Fishers were consistently detected at lower elevations than martens. Fishers were detected as low as 3,110 feet and as high as 9,000 feet; martens detections ranged from 4,400 feet to 9,793 feet. Preliminary results indicate that fishers are well-distributed in portions of Sequoia and Sierra NFs, though annual occupancy rates are consistently higher on Sequoia NF (33.3% to 41.1% annual occupancy) than Sierra NF (14.5% to 22.7% annual occupancy). The spatial pattern of detections also appears to be more consistent from year to year on Sequoia NF than on Sierra NF. Fishers were not detected in the central and northern Sierra Nevada where more than 120 sites at historic fisher elevations were sampled. Martens were detected sporadically throughout the central and southern Sierra Nevada, including on the Inyo NF in the Mammoth Lakes area, though relatively few detections were recorded in the northern Sierra Nevada. The proportion of sites detecting martens during 2005 was lower than previous years. This probably reflects sampling emphasis rather than a population decline: during 2005 more sites were sampled in low and mid elevation habitats outside the typical marten range than previous years.
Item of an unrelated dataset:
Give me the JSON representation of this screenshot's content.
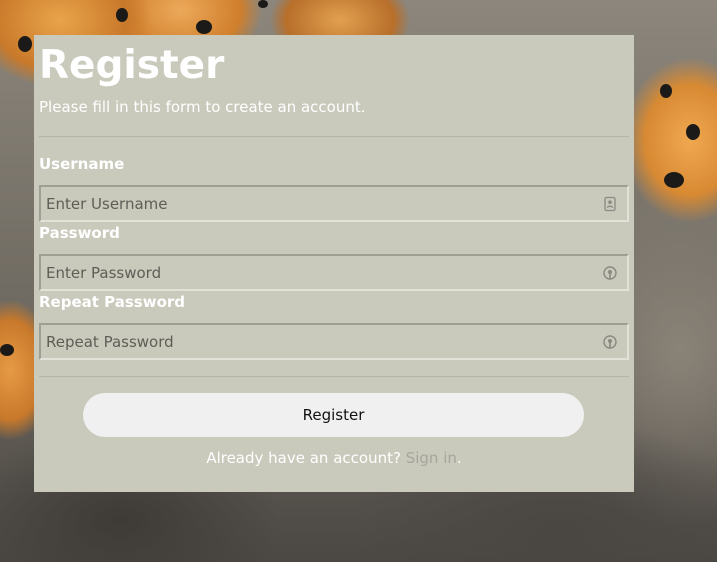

Continued monitoring will be critical not only to understand trends in the southern Sierra fisher population, but also to document fisher population expansion into the central and northern Sierra Nevada. Contingent on funding and meeting objectives of the fisher population monitoring program, sampling will continue in the central and northern Sierra Nevada to better understand regional variation in marten distribution. Program objectives for 2006 include:

  1. continued intensive sampling of the fisher population in the southern Sierra Nevada,
  2. sampling for fisher in the central and northern Sierra Nevada with emphasis on Stanislaus NF and Lassen NF,
  3. continued marten monitoring, and
  4. completing data migration to the Forest Service corporate databases,
  5. expansion of fisher monitoring onto National Park Service lands in the southern Sierra Nevada, and
  6. integration of hair snaring devices for genetic identification of individual fisher at all survey locations in the southern Sierra Nevada.

Forest Monitoring Summary for October 1, 2004 to September 30, 2005 (FY 2005)

Treatment in fisher den site buffers occurred on 37 acres on the Sequoia NF. Treatment within fisher den site buffers may occur if necessary to achieve fuel objectives in Wildland Urban Interface (WUI) zone (ROD page 61).

The ROD requires evaluation of CSO (California spotted owl) PACs after potentially stand replacing fires in order to replace PACs or PAC acres which may have become unsuitable (page 37). Three CSO PACs were affected by wildfire in FY 2004 and 4.5 acres became unsuitable as a result of the fire but suitable replacement acres were found. The fires occurred on the Sierra and Stanislaus NFs.

None of the Sierra Nevada NFs identified any vegetation management treatments in Great Grey Owl PACs, or marten den site buffers though the ROD allows some vegetation treatments (pages 61-62).